Znajomość toru pomoże?
Brady Kurtz zbudowany ostatnią wygraną w Gorzowie nie ma zamiaru się zatrzymywać. Teraz najlepszym żużlowcom świata przyjdzie się ścigać w szwedzkiej Målilli. Tak się składa, iż Australijczyk w 2024 roku bronił kolorów miejscowej Dackarny. W rozgrywkach Bauhaus-Ligan Kurtz wykręcił średnią na poziomie 2,042, kończąc zmagania na 10 pozycji najskuteczniejszych zawodników ligi.
Kurtz z pewnością będzie chciał wykorzystać tę przewagę i zdobyć jak najwięcej punktów do klasyfikacji generalnej. Jak sam przyznaje, robi wszystko żeby pozostać w walce o złoty medal.

Zmarzlik ma patent
Målilla to chyba jedna z ulubionych rund Bartosza Zmarzlika. Wygrywał tutaj w 2017, 2021, 2022 i 2024. Polak tutaj zawsze jest piekielnie szybki i trudno będzie nawiązać z nim walkę. W tym sezonie Zmarzlik wygrywa co drugą rundę GP, więc jeżeli iść dalej tą drogą, to wygra również w Szwecji.

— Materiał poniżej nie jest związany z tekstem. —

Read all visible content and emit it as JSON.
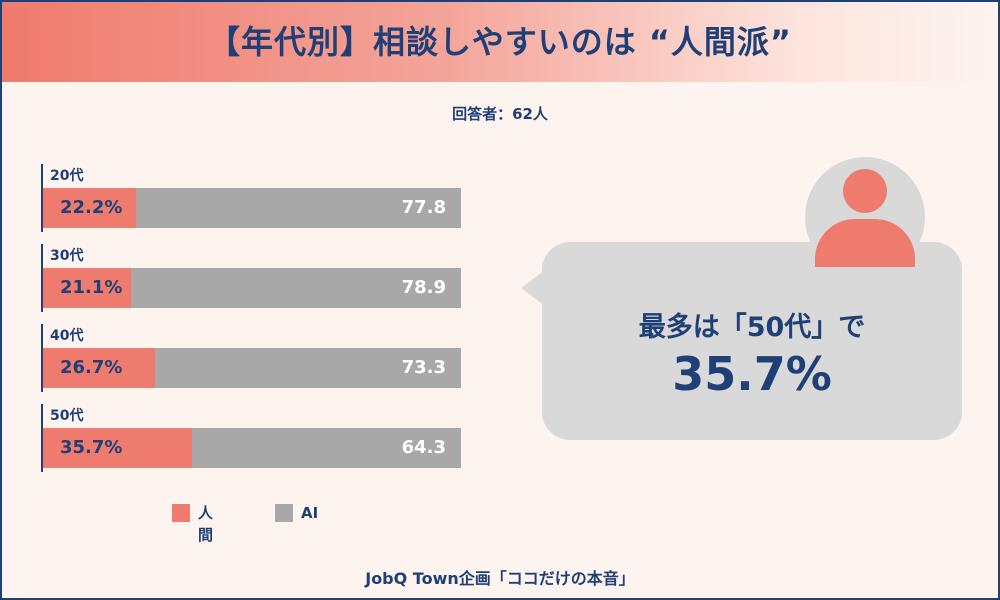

Zadania nie ułatwi mu Fredrik Lindgren. Szwed już 4 rundy z rzędu melduje się w biegach finałowych, natomiast ani razu jeszcze nie wygrał. W klasyfikacji jest trzeci, ale strata jest na tyle pokaźna, iż w tym momencie walczy raczej o utrzymanie brązowego medalu, a blisko niego jest Dan Bewley, który traci do Lindgrena jedynie 6 punktów.

Dzika Karta
Dziką kartę otrzymał Kim Nilsson. Szwedzki żużlowiec od 2022 roku broni kolorów Landshut Devils. W tym roku w Krajowej Lidze Żużlowej ma średnią biegową powyżej 2,0. W 2023 roku był stałym uczestnikiem cyklu SGP, gdzie zdobył 44 punkty i zmagania zakończył na 13 miejscu.
Rolę rezerwowych pełnić będą Rasmus Karlsson oraz Sammy Van Dyck.